For awhile, teachers in Hillsborough could look at relatively high salaries with more than 10 years seniority.

But even that edge is diminishing over time. Union executive director Stephanie Baxter-Jenkins pointed out that in the last five years, annual earnings have gone up by only $200.

The district’s negotiating team made it clear Wednesday that as they consider raising the starting pay, they will want to revisit the $4,000 pay bands.

“We’re certainly not against having a conversation,” Baxter-Jenkins said. She contends that the district saves money with the pay bands because often, a teacher will resign or retire before it is time for that third-year raise.

But Whelan and deputy superintendent Chris Farkas said they do not want to be in a position of saving money by losing a teacher in year two.

Nor do they want teachers to have to wait until mid-career to make a livable salary in Hillsborough.

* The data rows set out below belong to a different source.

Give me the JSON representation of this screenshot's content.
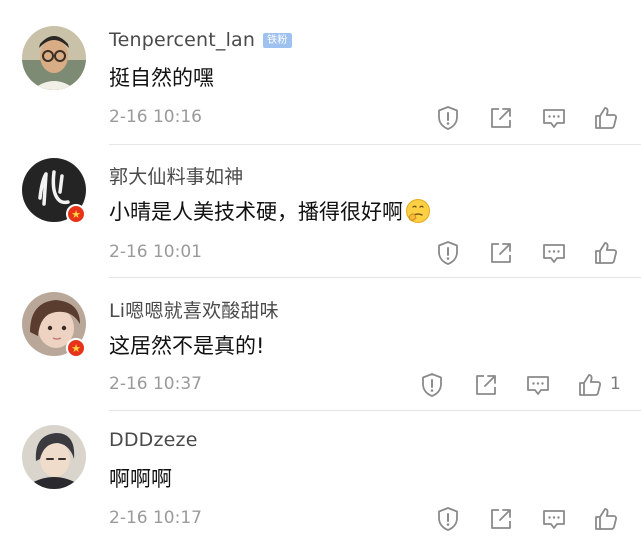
{
  "comments": [
    {
      "username": "Tenpercent_lan",
      "badge": "铁粉",
      "text": "挺自然的嘿",
      "time": "2-16 10:16",
      "avatar": "photo-avatar-man",
      "verified": false,
      "likes": ""
    },
    {
      "username": "郭大仙料事如神",
      "text": "小晴是人美技术硬，播得很好啊",
      "emoji": "thinking-face-icon",
      "time": "2-16 10:01",
      "avatar": "calligraphy-avatar",
      "verified": true,
      "likes": ""
    },
    {
      "username": "Li嗯嗯就喜欢酸甜味",
      "text": "这居然不是真的!",
      "time": "2-16 10:37",
      "avatar": "photo-avatar-girl",
      "verified": true,
      "likes": "1"
    },
    {
      "username": "DDDzeze",
      "text": "啊啊啊",
      "time": "2-16 10:17",
      "avatar": "anime-avatar",
      "verified": false,
      "likes": ""
    }
  ],
  "colors": {
    "username": "#4a4a4a",
    "text": "#111111",
    "time": "#9a9a9a",
    "icon": "#8a8a8a",
    "badge": "#9fc1f0",
    "verified": "#e8331a"
  }
}
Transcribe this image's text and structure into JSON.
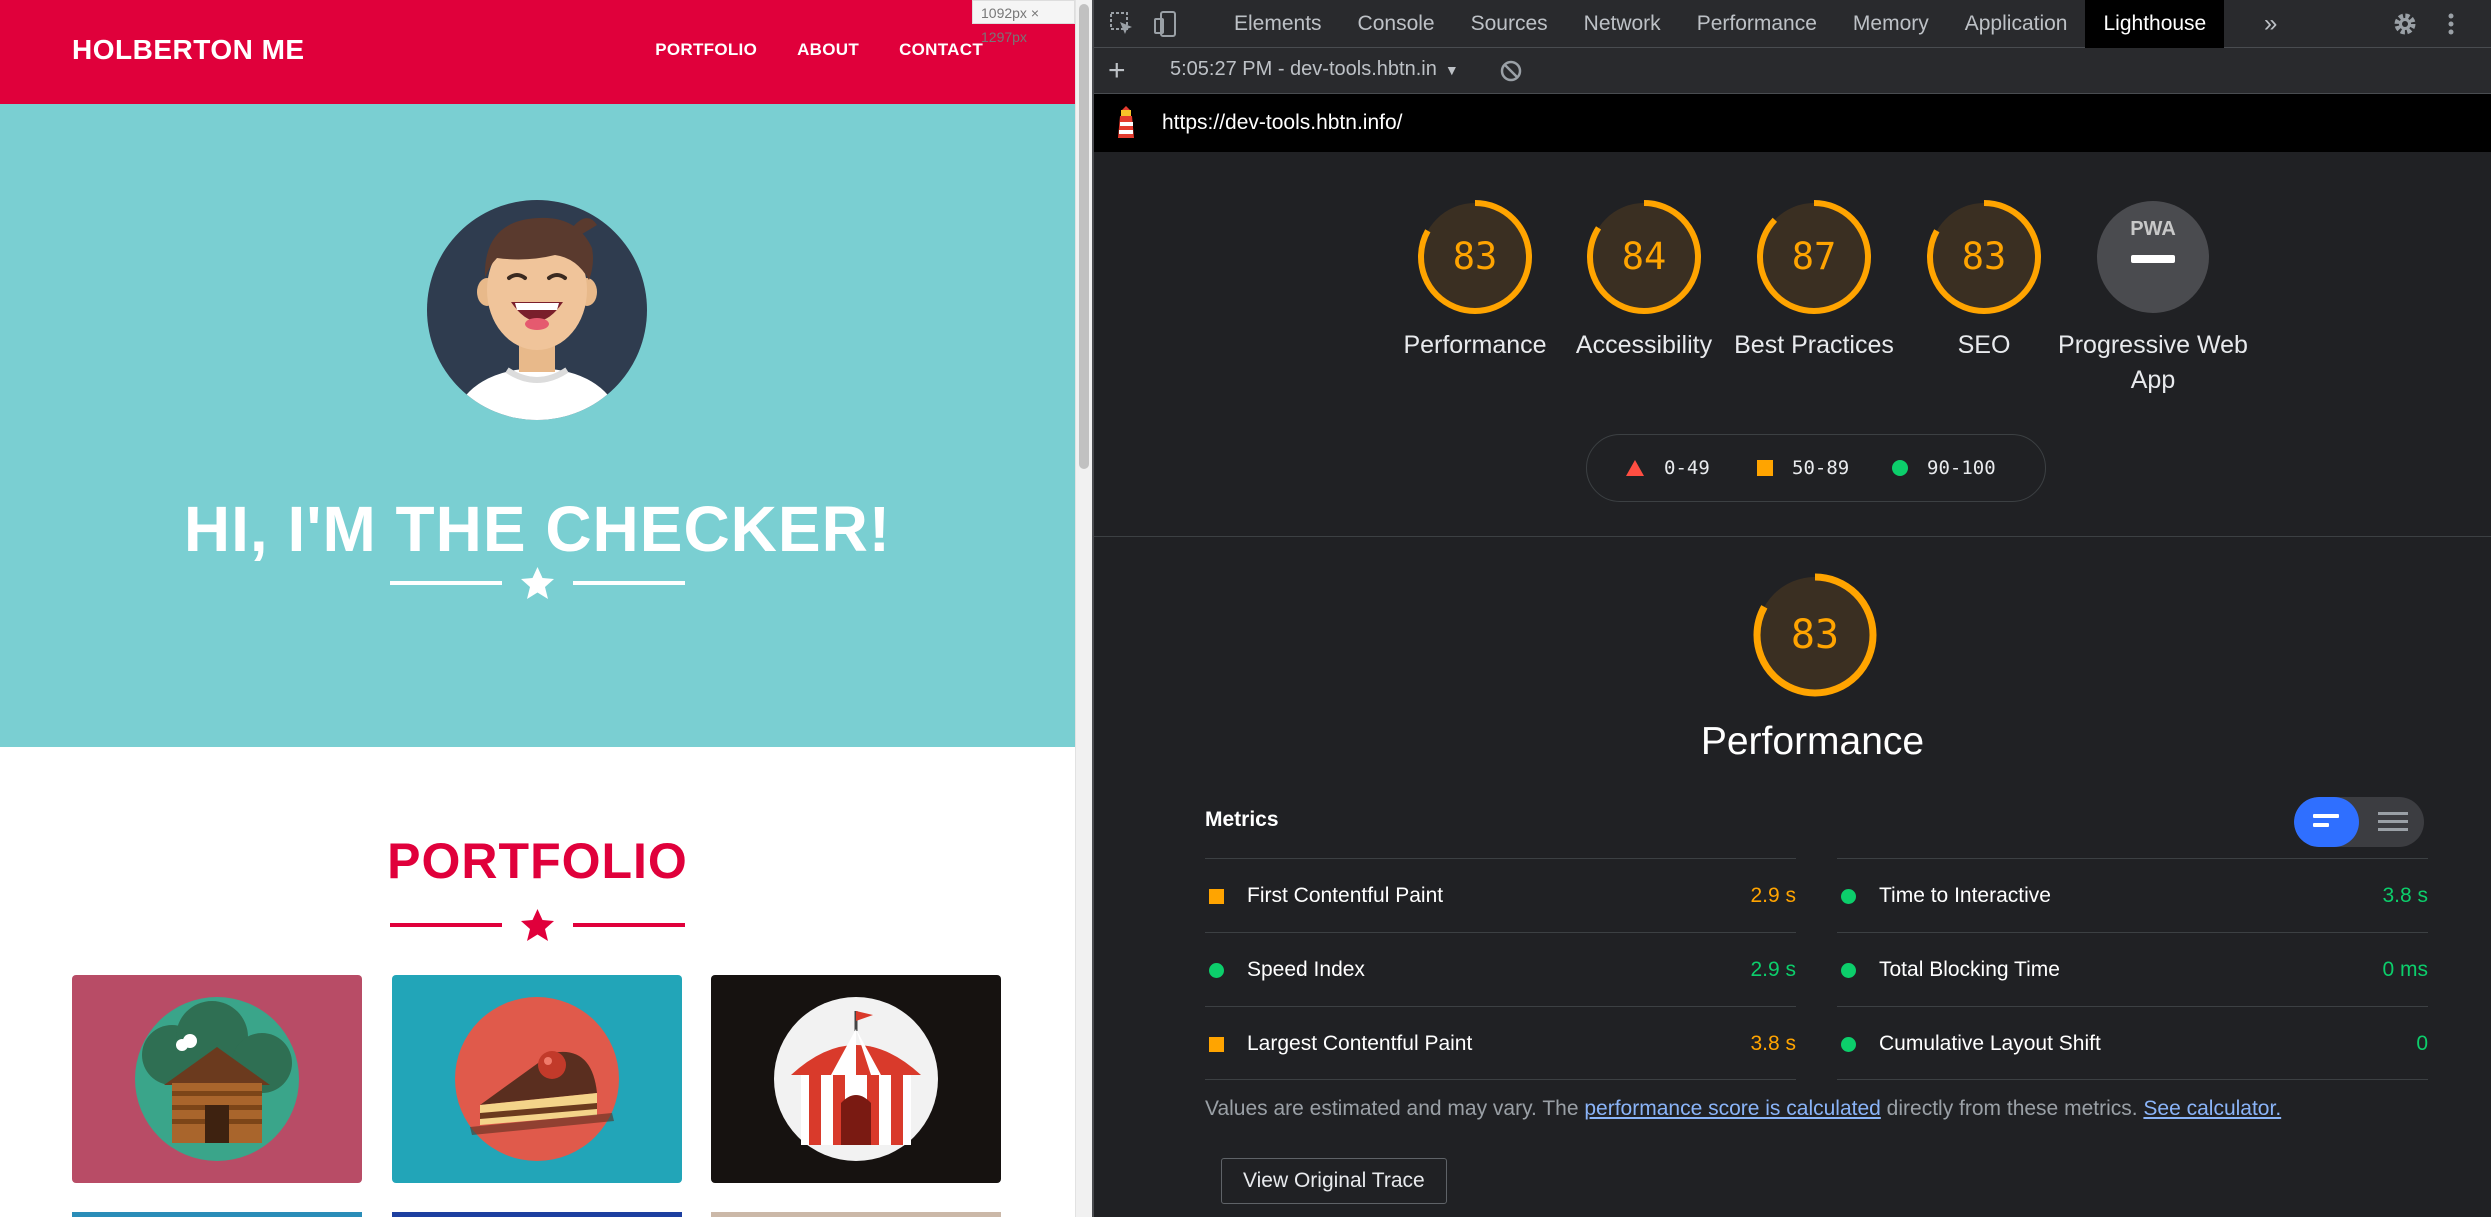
{
  "site": {
    "brand": "HOLBERTON ME",
    "nav": [
      "PORTFOLIO",
      "ABOUT",
      "CONTACT"
    ],
    "size_badge": "1092px × 1297px",
    "hero_title": "HI, I'M THE CHECKER!",
    "portfolio_title": "PORTFOLIO",
    "tiles": [
      {
        "name": "cabin",
        "bg": "#b84c66"
      },
      {
        "name": "cake",
        "bg": "#22a5b8"
      },
      {
        "name": "circus-tent",
        "bg": "#161210"
      }
    ],
    "colors": {
      "nav": "#e0003b",
      "hero": "#7acfd2"
    }
  },
  "devtools": {
    "tabs": [
      "Elements",
      "Console",
      "Sources",
      "Network",
      "Performance",
      "Memory",
      "Application",
      "Lighthouse"
    ],
    "active_tab": "Lighthouse",
    "report_select": "5:05:27 PM - dev-tools.hbtn.in",
    "url": "https://dev-tools.hbtn.info/",
    "gauges": [
      {
        "label": "Performance",
        "score": "83"
      },
      {
        "label": "Accessibility",
        "score": "84"
      },
      {
        "label": "Best Practices",
        "score": "87"
      },
      {
        "label": "SEO",
        "score": "83"
      },
      {
        "label": "Progressive Web App",
        "badge": "PWA"
      }
    ],
    "legend": [
      {
        "shape": "triangle",
        "range": "0-49",
        "color": "#ff4e42"
      },
      {
        "shape": "square",
        "range": "50-89",
        "color": "#ffa400"
      },
      {
        "shape": "circle",
        "range": "90-100",
        "color": "#0cce6b"
      }
    ],
    "performance": {
      "score": "83",
      "title": "Performance",
      "metrics_heading": "Metrics",
      "metrics_left": [
        {
          "name": "First Contentful Paint",
          "value": "2.9 s",
          "status": "average"
        },
        {
          "name": "Speed Index",
          "value": "2.9 s",
          "status": "pass"
        },
        {
          "name": "Largest Contentful Paint",
          "value": "3.8 s",
          "status": "average"
        }
      ],
      "metrics_right": [
        {
          "name": "Time to Interactive",
          "value": "3.8 s",
          "status": "pass"
        },
        {
          "name": "Total Blocking Time",
          "value": "0 ms",
          "status": "pass"
        },
        {
          "name": "Cumulative Layout Shift",
          "value": "0",
          "status": "pass"
        }
      ],
      "note_prefix": "Values are estimated and may vary. The ",
      "note_link": "performance score is calculated",
      "note_middle": " directly from these metrics. ",
      "note_link2": "See calculator.",
      "trace_button": "View Original Trace"
    },
    "colors": {
      "average": "#ffa400",
      "pass": "#0cce6b",
      "fail": "#ff4e42"
    }
  }
}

“We would rather have them be the lifers for us, and our great teachers, from the beginning,” Whelan said.

There were no details given on Wednesday, except a general agreement to keep discussing the issue.

In 2018, with money tight, the district and union reached a compromised that gave the teachers some, but not all, of the increases called for in the pay plan.

The next session is planned for June 19 at 2 p.m.